Analytics Access
Incident Report for ServiceChannel
Postmortem

Analytics Access Incident Report

Date of Incident:                   07/22/2020

Time/Date Incident Started: 07/22/2020, 6:26 AM EDT

Time/Date Stability Restored:   07/22/2020, 9:01 AM EDT

Time/Date Incident Resolved: 07/22/2020, 9:19 AM EDT

Users Impacted: SC Analytics Users

Frequency: Sustained

Impact: Minor 

Incident description:

On Wednesday Morning 7/22/2020, 8:21 AM EST. Support teams received reports of a database connection error for users connected to the ServiceChannel analytics platform.

Root Cause Analysis:

During triage, ServiceChannel engineers reached out to our analytics partner and identified a networking-related issue. After some additional review, the ServiceChannel SRE team confirmed an issue with the ServiceChannel end of the tunnel to the analytics vendor.

ServiceChannel SRE engineers teams performed an administrative restart of the VPN endpoint, which restored the tunnel. When the tunnel came back up, the Analytics platform resumed normal functionality. 

Actions Taken: 

  1. The SRE team reviewed internal logs and documentation for the system to identify which system was responsible for communications to the analytics partner.
  2. Confirmed the system had been placed in an unhealthy state by our hosting provider and restarted the system to restore the SSH tunnels to the analytics partner.
  3. Reached out to our hosting provider to further investigate why they placed the system in an unhealthy state.

Mitigation Measures:

  1. Improve monitoring of the infrastructure responsible for connectivity between ServiceChannel and the analytics provider to notify the SRE team should the connection become unhealthy again.
  2. Explore adding a redundant connection to the analytics partner.
Posted Jan 12, 2021 - 22:44 EST

Resolved
Connectivity has been restored to analytics. We consider this incident to be resolved.

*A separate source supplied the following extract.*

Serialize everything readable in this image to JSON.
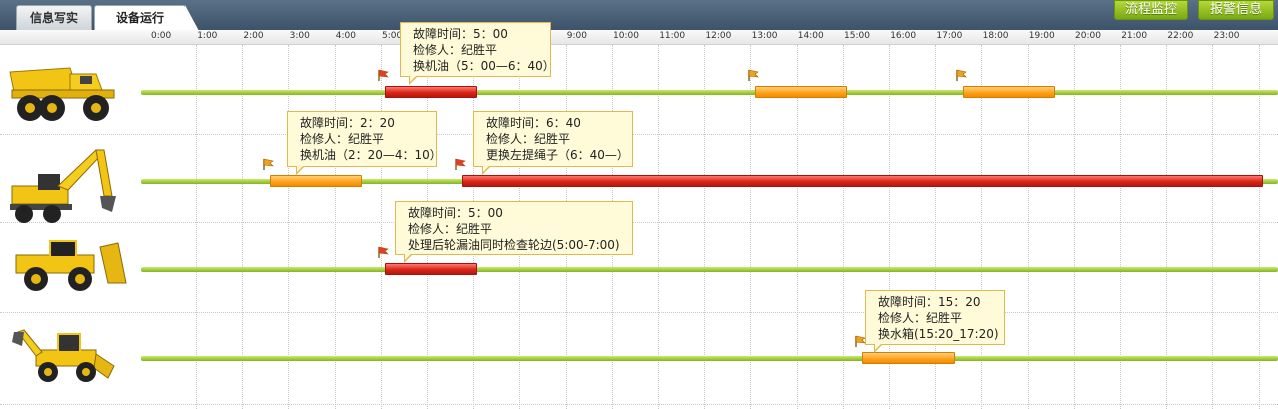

As always, thank you for your patience.
Posted Jul 22, 2020 - 09:19 EDT
Monitoring
A fix has been implemented to restore connectivity. We are monitoring.
Posted Jul 22, 2020 - 09:05 EDT
Identified
The ServiceChannel SRE team has identified the issue and is implementing a fix to restore connectivity.
Posted Jul 22, 2020 - 09:01 EDT
Investigating
Platform users may experience database connectivity errors when using Analytics (New). We are investigating.
Posted Jul 22, 2020 - 08:57 EDT
This incident affected: Analytics (Analytics Dashboard).